Обычная детсадовская проблема.
— Ну ничего, — говорит Марья Трофимовна, — мы с ней договоримся. Будет хорошо есть, правда, Марина?
— Да-а… а если не хочется, вы так вот не едите…
— Как это не хочется? Не будешь есть, так и останешься маленькой. А кто будет расти и бабушке помогать? Так дело не пойдет…
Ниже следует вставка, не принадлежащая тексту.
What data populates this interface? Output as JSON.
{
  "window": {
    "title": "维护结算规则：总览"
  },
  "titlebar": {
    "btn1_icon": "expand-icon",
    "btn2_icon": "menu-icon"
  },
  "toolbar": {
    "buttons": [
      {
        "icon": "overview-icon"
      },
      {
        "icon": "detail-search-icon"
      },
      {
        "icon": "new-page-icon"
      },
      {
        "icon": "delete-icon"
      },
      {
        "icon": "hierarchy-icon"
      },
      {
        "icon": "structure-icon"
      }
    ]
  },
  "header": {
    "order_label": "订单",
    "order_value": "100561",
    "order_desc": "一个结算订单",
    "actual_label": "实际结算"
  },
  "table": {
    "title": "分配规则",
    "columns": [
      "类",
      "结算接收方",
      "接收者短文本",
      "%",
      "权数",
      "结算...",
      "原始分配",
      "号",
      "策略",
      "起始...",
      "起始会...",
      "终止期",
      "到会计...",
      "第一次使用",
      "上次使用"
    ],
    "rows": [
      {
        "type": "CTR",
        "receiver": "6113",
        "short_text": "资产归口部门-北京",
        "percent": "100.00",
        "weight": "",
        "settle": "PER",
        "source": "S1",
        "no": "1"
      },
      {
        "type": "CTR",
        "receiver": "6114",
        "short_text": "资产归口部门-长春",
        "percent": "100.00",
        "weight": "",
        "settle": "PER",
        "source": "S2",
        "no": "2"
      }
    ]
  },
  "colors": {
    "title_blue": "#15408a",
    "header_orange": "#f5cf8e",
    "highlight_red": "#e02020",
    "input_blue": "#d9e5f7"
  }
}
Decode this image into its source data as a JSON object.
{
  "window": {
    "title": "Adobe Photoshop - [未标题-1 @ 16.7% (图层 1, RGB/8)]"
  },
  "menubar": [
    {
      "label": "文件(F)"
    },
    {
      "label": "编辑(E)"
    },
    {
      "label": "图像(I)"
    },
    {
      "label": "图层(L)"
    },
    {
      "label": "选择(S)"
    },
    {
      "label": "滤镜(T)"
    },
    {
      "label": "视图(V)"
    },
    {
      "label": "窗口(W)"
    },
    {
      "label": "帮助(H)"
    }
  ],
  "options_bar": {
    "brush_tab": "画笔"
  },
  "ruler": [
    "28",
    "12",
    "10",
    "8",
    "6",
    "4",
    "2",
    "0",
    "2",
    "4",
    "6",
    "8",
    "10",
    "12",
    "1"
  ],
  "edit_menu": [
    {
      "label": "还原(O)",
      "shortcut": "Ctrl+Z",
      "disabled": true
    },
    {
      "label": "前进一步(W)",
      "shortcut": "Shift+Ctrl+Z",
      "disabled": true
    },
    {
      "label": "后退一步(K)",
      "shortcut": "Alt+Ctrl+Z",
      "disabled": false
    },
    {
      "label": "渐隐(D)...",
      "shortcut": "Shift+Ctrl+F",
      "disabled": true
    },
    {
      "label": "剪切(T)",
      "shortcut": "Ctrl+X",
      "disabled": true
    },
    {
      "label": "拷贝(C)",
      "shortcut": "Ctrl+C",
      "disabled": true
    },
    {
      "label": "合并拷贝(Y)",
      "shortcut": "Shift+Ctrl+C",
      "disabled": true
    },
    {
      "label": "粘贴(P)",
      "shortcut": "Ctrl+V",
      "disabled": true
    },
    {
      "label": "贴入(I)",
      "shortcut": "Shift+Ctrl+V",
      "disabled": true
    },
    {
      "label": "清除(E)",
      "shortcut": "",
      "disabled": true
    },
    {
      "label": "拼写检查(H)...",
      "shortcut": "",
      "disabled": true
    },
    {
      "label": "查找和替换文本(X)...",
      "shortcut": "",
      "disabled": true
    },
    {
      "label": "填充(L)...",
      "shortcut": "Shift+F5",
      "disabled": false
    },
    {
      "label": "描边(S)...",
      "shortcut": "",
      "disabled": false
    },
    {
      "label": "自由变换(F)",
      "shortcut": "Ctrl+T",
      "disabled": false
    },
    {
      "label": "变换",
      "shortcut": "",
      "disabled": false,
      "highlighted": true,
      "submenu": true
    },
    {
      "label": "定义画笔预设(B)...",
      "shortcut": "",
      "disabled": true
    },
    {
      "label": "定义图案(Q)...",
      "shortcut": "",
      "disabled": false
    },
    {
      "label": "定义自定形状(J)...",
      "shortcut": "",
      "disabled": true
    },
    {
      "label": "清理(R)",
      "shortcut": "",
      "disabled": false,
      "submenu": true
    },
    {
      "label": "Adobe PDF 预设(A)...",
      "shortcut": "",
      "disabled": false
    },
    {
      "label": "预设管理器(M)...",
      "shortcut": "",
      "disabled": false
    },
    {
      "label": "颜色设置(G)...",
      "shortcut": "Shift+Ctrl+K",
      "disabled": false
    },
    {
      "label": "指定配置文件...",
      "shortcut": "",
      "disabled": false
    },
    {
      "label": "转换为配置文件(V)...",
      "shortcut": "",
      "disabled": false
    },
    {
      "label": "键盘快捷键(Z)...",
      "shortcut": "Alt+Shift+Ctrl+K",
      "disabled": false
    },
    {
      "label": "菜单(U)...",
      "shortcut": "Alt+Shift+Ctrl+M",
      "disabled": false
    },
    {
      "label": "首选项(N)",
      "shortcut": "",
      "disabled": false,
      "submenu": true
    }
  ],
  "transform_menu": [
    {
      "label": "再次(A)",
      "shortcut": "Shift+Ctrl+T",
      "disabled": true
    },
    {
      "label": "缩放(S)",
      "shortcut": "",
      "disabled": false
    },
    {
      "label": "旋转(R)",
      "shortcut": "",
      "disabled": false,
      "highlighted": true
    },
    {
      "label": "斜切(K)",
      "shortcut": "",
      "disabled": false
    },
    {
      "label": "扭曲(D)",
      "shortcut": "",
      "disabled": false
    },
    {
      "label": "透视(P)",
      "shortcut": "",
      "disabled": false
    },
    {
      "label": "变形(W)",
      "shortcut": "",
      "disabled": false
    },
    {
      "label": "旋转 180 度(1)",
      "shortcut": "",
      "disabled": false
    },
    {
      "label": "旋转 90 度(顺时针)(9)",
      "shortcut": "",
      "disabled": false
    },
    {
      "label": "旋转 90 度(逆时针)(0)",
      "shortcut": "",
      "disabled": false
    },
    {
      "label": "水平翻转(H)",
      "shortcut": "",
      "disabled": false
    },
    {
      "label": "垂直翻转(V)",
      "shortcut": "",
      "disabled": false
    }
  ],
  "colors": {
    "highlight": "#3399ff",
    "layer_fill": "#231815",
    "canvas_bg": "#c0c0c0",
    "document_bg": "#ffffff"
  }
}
— Ох, ну хорошо, бабушка, — горестно вздыхает Маринка, — буду кушать. Только белок у яйца не буду.
— И белок тоже нужно…
Вот такие продолжаются разговоры. Марья Трофимовна забирает Маринку из садика, и они идут на кладбище. Последнее время, как стала прибаливать,
В воротах кладбища, за оградой, как всегда яростным лаем встретила их собака сторожихи. «Пшла, пшла вон!» — обычно отпихивает ее ногой сторожиха, улыбаясь приветливо-казенной улыбкой. Приветливость ее от сердца, а казенность — от положения сторожихи, которое, как казалось ей, обязывает к строгости и суровости. До того доходило, что, если ей покажется, кто-то просто так, без дела, вне всяких родственных отношений шляется по кладбищу, начинала грозить: «А как спущу счас с цепи! Ишь мне! На кладбище шляются… А ну пошли, пошли отсюдова…» Бывало, отвечали ей резко или посылали куда подальше — не каждому охота доказывать, кто да что да как… Ну а когда девятый день, сороковой или поминки, заносили люди закусить да выпить и сторожихе. Так что круглый год жила старуха невольной памятью об умерших.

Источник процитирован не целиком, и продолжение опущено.